El ‘factor Venezuela’ no es menor y este grupo se incorporó al proyecto de esta aerolínea en 2017 haciéndose con cerca del 48 por ciento de la propiedad. Al cabo de algunos meses, Plus Ultra, que había volado previamente para Cubana de Aviación en una desastrosa operación comercial y económica, llegaba a Venezuela ofreciendo vuelos entre Madrid y Caracas, que luego también se ampliaron a Tenerife desde la capital venezolana, donde los directivos incidieron en el agradecimiento personal a Nicolás Maduro Moros, presidente de la Republica Bolivariana de Venezuela, su implicación para llevar adelante el proyecto.

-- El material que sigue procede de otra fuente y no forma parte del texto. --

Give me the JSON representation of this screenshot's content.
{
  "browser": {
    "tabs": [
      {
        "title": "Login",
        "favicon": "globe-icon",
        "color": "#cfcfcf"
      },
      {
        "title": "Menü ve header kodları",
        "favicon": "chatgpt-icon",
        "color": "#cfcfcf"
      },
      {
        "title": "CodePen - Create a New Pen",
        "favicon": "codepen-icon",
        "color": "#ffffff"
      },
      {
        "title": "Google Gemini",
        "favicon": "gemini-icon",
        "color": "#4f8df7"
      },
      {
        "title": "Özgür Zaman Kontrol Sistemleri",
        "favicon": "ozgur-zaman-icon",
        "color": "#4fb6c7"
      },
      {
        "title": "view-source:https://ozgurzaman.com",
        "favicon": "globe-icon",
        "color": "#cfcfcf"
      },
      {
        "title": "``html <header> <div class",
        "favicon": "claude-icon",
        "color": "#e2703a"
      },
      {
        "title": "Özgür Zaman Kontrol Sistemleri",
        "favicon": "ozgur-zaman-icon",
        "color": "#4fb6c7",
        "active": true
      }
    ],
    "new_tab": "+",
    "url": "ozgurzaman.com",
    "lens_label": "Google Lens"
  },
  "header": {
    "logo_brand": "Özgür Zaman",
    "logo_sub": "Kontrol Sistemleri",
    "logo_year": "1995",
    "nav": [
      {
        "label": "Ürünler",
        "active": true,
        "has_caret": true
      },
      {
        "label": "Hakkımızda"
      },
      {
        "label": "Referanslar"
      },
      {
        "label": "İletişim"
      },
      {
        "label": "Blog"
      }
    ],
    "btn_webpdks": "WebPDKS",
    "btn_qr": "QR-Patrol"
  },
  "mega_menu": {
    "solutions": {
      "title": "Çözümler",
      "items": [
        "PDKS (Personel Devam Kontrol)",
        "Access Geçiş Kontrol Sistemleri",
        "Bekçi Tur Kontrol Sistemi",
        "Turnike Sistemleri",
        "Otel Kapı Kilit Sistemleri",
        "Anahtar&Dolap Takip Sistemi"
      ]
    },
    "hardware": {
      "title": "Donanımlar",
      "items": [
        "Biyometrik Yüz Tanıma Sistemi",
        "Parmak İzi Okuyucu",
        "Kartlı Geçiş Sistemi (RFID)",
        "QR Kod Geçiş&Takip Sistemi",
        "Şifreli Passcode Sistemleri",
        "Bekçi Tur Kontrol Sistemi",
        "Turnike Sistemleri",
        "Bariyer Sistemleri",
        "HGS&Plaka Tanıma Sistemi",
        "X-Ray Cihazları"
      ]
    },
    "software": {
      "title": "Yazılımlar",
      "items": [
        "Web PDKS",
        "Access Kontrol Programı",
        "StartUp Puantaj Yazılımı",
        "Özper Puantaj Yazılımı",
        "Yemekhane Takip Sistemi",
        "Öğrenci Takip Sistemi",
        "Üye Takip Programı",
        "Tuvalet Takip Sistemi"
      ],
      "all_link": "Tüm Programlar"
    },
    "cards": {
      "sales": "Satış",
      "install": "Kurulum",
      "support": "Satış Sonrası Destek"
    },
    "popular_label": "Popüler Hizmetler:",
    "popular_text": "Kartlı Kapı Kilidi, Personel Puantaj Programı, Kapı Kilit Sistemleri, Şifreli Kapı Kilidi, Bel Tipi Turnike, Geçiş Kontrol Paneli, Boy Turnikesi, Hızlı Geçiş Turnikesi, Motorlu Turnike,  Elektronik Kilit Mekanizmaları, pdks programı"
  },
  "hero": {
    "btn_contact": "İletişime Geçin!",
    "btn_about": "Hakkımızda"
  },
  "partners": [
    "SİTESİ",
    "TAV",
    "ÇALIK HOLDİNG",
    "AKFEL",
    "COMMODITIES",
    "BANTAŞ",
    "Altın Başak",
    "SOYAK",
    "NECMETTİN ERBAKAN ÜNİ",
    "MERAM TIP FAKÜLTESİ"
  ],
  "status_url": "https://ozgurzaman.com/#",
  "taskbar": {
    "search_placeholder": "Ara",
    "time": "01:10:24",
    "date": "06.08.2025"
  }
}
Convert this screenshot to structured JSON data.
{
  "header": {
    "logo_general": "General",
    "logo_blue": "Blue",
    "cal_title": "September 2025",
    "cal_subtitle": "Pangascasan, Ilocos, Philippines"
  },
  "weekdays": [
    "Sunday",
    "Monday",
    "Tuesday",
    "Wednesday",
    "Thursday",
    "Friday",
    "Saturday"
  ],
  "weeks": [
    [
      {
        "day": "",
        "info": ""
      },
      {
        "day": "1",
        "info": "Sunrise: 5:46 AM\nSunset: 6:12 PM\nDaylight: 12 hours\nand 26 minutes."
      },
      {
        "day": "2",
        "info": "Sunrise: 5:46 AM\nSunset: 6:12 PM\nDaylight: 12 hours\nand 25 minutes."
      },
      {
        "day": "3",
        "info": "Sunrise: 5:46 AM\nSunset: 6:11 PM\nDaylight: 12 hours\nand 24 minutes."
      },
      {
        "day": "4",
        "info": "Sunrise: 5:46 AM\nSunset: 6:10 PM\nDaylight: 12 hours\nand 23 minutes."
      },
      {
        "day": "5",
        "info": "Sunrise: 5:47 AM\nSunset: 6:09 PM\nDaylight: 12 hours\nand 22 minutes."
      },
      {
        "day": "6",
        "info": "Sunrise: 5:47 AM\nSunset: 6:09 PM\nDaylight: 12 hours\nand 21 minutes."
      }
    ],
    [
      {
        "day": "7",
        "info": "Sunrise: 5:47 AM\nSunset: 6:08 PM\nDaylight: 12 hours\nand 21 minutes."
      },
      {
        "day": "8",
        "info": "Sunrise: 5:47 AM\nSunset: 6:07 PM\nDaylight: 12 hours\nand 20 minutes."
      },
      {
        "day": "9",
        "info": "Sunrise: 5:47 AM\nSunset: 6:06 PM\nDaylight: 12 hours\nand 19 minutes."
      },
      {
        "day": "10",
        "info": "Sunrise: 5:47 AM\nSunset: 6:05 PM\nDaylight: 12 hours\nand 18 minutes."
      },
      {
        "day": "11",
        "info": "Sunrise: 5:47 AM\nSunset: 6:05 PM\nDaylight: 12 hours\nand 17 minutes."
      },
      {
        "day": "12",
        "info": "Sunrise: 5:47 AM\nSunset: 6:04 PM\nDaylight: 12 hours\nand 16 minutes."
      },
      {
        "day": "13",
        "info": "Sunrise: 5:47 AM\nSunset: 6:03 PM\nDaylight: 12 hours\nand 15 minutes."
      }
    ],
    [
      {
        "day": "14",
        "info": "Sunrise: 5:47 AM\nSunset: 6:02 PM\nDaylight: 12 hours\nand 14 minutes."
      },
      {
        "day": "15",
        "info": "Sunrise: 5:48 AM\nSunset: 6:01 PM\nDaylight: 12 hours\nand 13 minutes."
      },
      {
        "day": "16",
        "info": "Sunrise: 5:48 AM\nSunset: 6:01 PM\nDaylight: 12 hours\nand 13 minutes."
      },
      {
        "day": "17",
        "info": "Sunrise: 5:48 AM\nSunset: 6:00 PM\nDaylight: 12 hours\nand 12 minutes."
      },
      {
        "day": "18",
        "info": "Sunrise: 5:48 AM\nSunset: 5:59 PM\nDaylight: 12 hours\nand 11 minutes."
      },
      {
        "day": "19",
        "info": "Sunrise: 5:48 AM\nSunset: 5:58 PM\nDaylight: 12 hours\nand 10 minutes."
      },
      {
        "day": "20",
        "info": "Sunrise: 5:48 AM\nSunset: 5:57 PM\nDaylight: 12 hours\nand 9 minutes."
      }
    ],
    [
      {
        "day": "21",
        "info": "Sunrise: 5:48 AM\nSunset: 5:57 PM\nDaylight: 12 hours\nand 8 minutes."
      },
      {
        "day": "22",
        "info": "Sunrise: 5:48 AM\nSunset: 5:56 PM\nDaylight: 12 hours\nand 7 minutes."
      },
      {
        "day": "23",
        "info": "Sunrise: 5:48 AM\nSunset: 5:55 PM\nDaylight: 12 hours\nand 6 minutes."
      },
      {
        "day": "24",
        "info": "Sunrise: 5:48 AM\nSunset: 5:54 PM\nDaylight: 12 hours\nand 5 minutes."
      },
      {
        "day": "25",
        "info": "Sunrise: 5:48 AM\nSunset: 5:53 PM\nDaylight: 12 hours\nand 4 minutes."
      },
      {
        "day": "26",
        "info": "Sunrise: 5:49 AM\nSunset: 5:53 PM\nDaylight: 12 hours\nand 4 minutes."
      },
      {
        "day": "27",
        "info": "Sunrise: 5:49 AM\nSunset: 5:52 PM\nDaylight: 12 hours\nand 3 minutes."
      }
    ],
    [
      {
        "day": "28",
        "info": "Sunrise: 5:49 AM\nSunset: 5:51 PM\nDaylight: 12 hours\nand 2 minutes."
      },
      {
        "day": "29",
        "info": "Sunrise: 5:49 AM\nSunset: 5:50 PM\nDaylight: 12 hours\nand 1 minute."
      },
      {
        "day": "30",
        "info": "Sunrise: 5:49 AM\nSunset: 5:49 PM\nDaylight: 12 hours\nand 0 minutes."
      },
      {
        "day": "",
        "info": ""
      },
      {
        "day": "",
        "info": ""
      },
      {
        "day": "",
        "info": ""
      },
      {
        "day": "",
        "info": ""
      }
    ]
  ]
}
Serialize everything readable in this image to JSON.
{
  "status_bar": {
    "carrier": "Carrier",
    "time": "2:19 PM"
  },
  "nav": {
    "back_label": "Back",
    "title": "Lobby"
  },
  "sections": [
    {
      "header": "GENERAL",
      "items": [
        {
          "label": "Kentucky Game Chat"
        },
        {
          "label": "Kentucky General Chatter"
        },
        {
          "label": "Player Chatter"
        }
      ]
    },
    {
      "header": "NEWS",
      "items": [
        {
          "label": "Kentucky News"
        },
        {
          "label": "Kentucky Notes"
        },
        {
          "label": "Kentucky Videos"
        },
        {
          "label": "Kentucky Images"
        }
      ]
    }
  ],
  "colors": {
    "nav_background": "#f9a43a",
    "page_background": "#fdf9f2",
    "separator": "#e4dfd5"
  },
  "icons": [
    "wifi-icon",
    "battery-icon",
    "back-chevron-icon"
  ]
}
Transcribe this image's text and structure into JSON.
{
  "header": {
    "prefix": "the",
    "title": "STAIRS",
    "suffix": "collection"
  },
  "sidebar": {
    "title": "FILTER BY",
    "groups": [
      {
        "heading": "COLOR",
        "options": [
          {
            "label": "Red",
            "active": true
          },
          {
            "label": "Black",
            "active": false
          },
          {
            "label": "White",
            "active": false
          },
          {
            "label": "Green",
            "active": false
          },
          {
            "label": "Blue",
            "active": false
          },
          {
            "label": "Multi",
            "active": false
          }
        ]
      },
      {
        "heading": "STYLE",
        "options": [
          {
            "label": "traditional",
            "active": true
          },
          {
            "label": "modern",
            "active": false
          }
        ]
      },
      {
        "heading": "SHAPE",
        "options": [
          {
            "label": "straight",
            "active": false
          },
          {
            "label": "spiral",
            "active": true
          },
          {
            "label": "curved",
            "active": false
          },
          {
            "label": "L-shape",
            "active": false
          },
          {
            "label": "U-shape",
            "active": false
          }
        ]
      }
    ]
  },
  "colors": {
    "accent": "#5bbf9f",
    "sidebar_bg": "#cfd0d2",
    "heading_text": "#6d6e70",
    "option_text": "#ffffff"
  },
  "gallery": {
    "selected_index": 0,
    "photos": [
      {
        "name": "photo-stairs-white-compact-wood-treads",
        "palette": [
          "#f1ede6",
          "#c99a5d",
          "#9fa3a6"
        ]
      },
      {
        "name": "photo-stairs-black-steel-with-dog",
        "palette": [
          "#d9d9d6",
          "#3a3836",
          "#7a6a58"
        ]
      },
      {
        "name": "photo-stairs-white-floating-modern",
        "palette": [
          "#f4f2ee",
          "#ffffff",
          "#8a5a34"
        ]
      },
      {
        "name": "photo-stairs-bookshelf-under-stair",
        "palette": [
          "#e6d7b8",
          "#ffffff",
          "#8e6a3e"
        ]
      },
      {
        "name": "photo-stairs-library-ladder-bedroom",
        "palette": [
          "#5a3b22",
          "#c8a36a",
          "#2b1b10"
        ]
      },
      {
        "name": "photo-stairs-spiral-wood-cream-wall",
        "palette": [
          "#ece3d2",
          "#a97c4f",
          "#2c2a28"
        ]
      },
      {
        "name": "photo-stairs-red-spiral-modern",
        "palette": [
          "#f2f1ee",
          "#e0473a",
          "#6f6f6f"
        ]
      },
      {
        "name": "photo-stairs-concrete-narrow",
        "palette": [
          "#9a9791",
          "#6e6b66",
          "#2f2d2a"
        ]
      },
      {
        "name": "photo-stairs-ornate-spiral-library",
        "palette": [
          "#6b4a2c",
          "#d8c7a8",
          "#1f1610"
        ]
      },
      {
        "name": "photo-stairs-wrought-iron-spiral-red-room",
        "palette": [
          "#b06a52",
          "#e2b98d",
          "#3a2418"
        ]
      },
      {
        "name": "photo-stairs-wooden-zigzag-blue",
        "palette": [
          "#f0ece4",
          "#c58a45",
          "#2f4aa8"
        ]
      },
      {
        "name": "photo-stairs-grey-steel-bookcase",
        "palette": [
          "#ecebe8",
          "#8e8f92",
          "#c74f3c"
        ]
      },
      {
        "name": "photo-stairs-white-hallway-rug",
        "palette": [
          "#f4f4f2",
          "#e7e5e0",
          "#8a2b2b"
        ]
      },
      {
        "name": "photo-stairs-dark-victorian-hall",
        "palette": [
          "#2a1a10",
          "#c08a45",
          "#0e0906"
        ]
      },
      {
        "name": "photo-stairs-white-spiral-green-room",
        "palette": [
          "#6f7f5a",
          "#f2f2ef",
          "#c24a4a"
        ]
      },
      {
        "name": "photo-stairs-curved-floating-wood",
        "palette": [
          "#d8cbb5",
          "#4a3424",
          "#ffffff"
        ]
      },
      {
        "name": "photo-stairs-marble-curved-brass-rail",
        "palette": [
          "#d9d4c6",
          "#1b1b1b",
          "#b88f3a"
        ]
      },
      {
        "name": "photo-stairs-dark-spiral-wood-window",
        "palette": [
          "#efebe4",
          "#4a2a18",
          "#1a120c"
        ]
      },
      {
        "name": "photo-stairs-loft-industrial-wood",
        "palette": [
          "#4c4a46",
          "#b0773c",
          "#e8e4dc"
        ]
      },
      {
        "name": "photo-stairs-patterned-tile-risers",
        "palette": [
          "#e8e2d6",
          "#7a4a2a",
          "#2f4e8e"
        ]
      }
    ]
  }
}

Con estos mimbres, obviamente, la polémica está servida: una compañía prácticamente desconocida es la segunda del sector turístico y de viajes que recibe ayudas públicas directas tras Air Europa por ser consideradas ambas de importancia estratégica. Resulta ocioso hacer una comparación entre el peso que tiene una y otra en el escenario de la aviación nacional. Por otro lado está el factor de que la compañía a la que se da un apoyo de un gran volumen en proporción a su importancia, ha sido una forma que desde su creación siempre ha arrastrado perdidas.

Aun así, el Gobierno de España, a través del Ministerio de Hacienda defiende que Plus Ultra es una aerolínea estratégica y de nicho mediante un breve comunicado en el que se incide en que “cubre un ámbito de servicios en el mercado complementario a los servicios que proporcionan las compañías de mayor tamaño”. Una argumentación propia de “Una noche en la ópera”, aquella película cómica de 1935 en la que Groucho Marx lee en un contrato aquel famoso: «La parte contratante de la primera parte será considerada como la parte contratante de la primera parte». Y así se despacharon las ayudas públicas del 9 de marzo de 2020. Habrá que buscar otras explicaciones. (Javier Ortega Figueiral)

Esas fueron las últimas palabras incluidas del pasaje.